As is often the case with progressive neurodegenerative disorders, ALS treatment options are limited because we really aren't sure what causes the disease in the first place. Given the lack of disease-modifying ALS drugs out there, a positive result on Wednesday could send the stock soaring in anticipation of blockbuster sales.
FDA says the evidence isn't persuasive
Unfortunately, the speedy approval of AMX0035 before an ongoing phase 3 study reads out seems very unlikely. The agency finally told the public what it actually thinks about Amylyx's application package and it's not great.
Instead of secretly deciding the fate of high-profile drug candidates like AMX0035 in secret, the FDA holds public advisory committee meetings with panels of independent physicians to show the world that everybody's on the same page. At least this is the intention.
You may recall several members of the neurology committee resigned in protest last year after the agency ignored its negative recommendations and approved Aduhelm, a highly controversial treatment for Alzheimer's disease from Biogen. There probably won't be any resignations this year because the agency doesn't appear ready to accept the company's phase 2 data as sufficient evidence of efficacy and will most likely wait more than a year for phase 3 results.
Image source: Getty Images.
In its briefing document, the FDA reminded everyone that the agency is only willing to use phase 2 data to support an approval if said data is highly persuasive. The agency noted multiple problems with the design of Amylyx's phase 2 trial, including a measured benefit that just barely reached statistical significance.
The FDA reminded its advisory committee members that reliance on a single trial to establish effectiveness should be limited to situations in which the trial demonstrates a positive effect on mortality. The agency also said positive long-term survival results from an extension of the problematic phase 2 trial are also not persuasive evidence of efficacy because too many patients dropped out.
The good news
Given the FDA's stance, the odds of a speedy approval based on available data are close to zero right now. That isn't necessarily a reason to run from Amylyx stock though.
Side effects might not seem like a big deal when we're talking about diseases as lethal as ALS but they still matter to regulators. Luckily, the FDA noted that overall, treatment with AMX0035 didn't correlate with any serious safety risks.

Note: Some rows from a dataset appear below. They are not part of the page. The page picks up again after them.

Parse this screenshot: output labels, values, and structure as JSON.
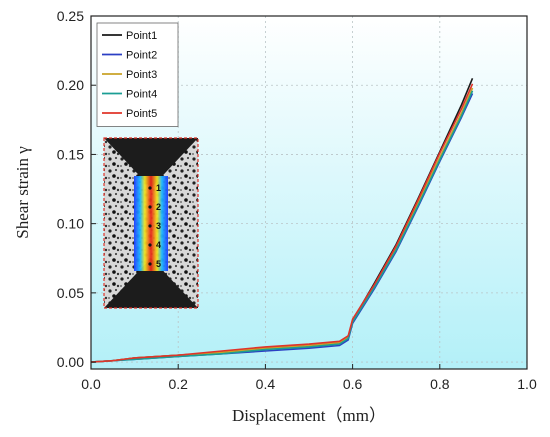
{
  "chart_data": {
    "type": "line",
    "title": "",
    "xlabel": "Displacement（mm）",
    "ylabel": "Shear strain γ",
    "xlim": [
      0.0,
      1.0
    ],
    "ylim": [
      -0.005,
      0.25
    ],
    "xticks": [
      "0.0",
      "0.2",
      "0.4",
      "0.6",
      "0.8",
      "1.0"
    ],
    "yticks": [
      "0.00",
      "0.05",
      "0.10",
      "0.15",
      "0.20",
      "0.25"
    ],
    "grid": true,
    "legend_position": "top-left",
    "background_gradient": [
      "#ffffff",
      "#b3f0f8"
    ],
    "series": [
      {
        "name": "Point1",
        "color": "#1a1a1a",
        "x": [
          0.0,
          0.05,
          0.1,
          0.2,
          0.3,
          0.4,
          0.5,
          0.57,
          0.59,
          0.6,
          0.65,
          0.7,
          0.75,
          0.8,
          0.85,
          0.875
        ],
        "y": [
          0.0,
          0.001,
          0.003,
          0.005,
          0.007,
          0.01,
          0.012,
          0.014,
          0.018,
          0.03,
          0.057,
          0.085,
          0.118,
          0.152,
          0.186,
          0.205
        ]
      },
      {
        "name": "Point2",
        "color": "#2b3fc4",
        "x": [
          0.0,
          0.05,
          0.1,
          0.2,
          0.3,
          0.4,
          0.5,
          0.57,
          0.59,
          0.6,
          0.65,
          0.7,
          0.75,
          0.8,
          0.85,
          0.875
        ],
        "y": [
          0.0,
          0.001,
          0.002,
          0.004,
          0.006,
          0.008,
          0.01,
          0.012,
          0.016,
          0.028,
          0.053,
          0.08,
          0.112,
          0.145,
          0.177,
          0.194
        ]
      },
      {
        "name": "Point3",
        "color": "#c9a227",
        "x": [
          0.0,
          0.05,
          0.1,
          0.2,
          0.3,
          0.4,
          0.5,
          0.57,
          0.59,
          0.6,
          0.65,
          0.7,
          0.75,
          0.8,
          0.85,
          0.875
        ],
        "y": [
          0.0,
          0.001,
          0.003,
          0.005,
          0.007,
          0.01,
          0.012,
          0.014,
          0.018,
          0.03,
          0.055,
          0.083,
          0.115,
          0.148,
          0.18,
          0.198
        ]
      },
      {
        "name": "Point4",
        "color": "#1a9e94",
        "x": [
          0.0,
          0.05,
          0.1,
          0.2,
          0.3,
          0.4,
          0.5,
          0.57,
          0.59,
          0.6,
          0.65,
          0.7,
          0.75,
          0.8,
          0.85,
          0.875
        ],
        "y": [
          0.0,
          0.001,
          0.002,
          0.004,
          0.006,
          0.009,
          0.011,
          0.013,
          0.017,
          0.029,
          0.054,
          0.081,
          0.113,
          0.146,
          0.178,
          0.196
        ]
      },
      {
        "name": "Point5",
        "color": "#e0342a",
        "x": [
          0.0,
          0.05,
          0.1,
          0.2,
          0.3,
          0.4,
          0.5,
          0.57,
          0.59,
          0.6,
          0.65,
          0.7,
          0.75,
          0.8,
          0.85,
          0.875
        ],
        "y": [
          0.0,
          0.001,
          0.003,
          0.005,
          0.008,
          0.011,
          0.013,
          0.015,
          0.019,
          0.031,
          0.056,
          0.084,
          0.117,
          0.151,
          0.183,
          0.201
        ]
      }
    ],
    "inset": {
      "point_labels": [
        "1",
        "2",
        "3",
        "4",
        "5"
      ]
    }
  }
}
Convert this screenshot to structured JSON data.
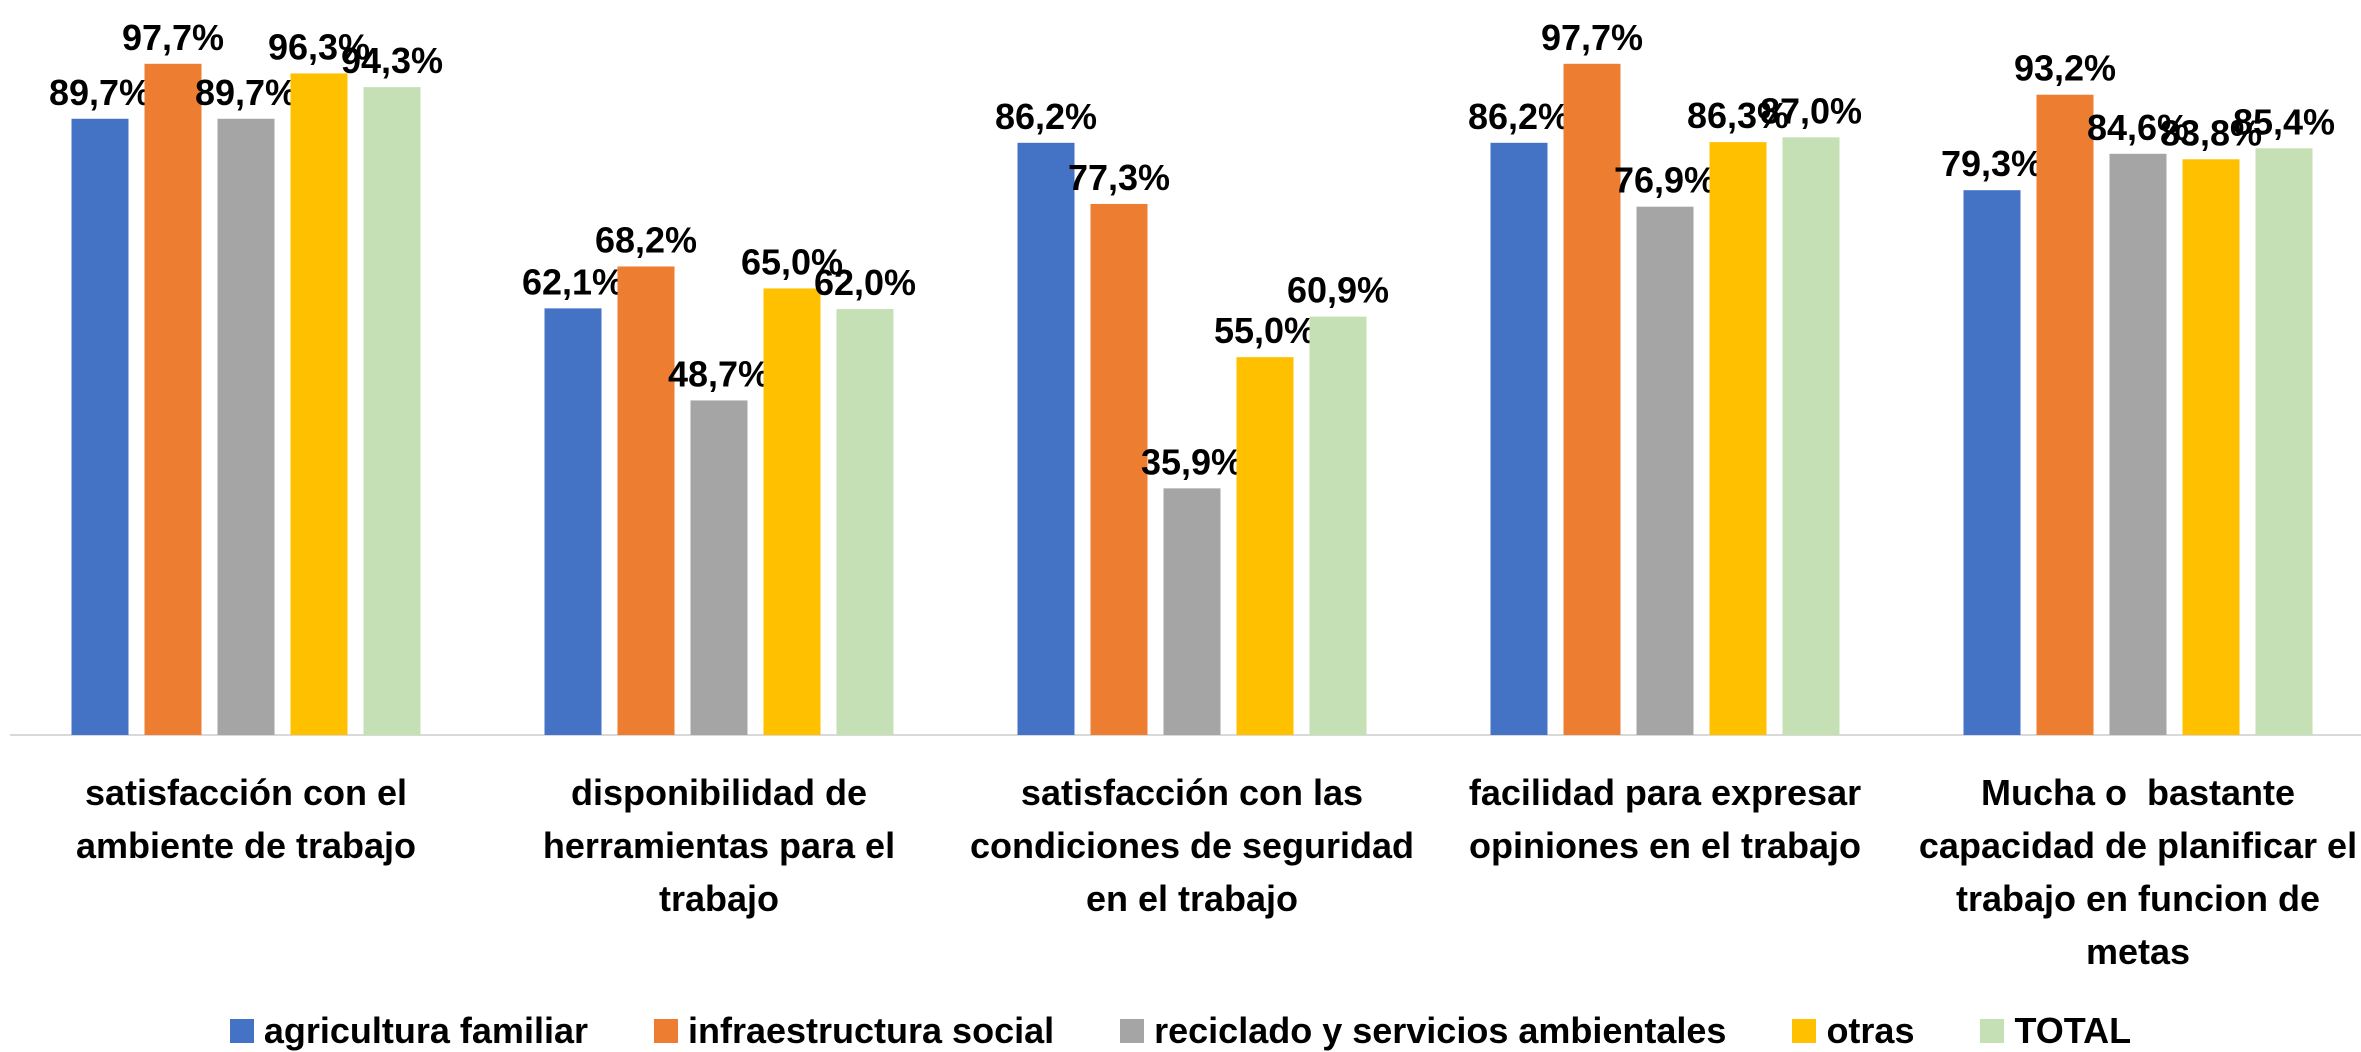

The FDA didn't invite Amylyx to submit an early application just to slap it down in a public setting. The agency wanted to review all available data in an application setting upfront so it can approve AMX0035 as soon as possible once the company can produce successful phase 3 results.
The phase 3 Phoenix trial began last October and is expected to enroll up to 600 participants. Topline results are expected in November of 2023. The company just raised around $190 million in its initial public offering (IPO) this January so it shouldn't have too much trouble paying the bills until after Phoenix reads out. It might take longer than hoped, but we'll find out if AMX003 can become a blockbuster drug in a couple of years.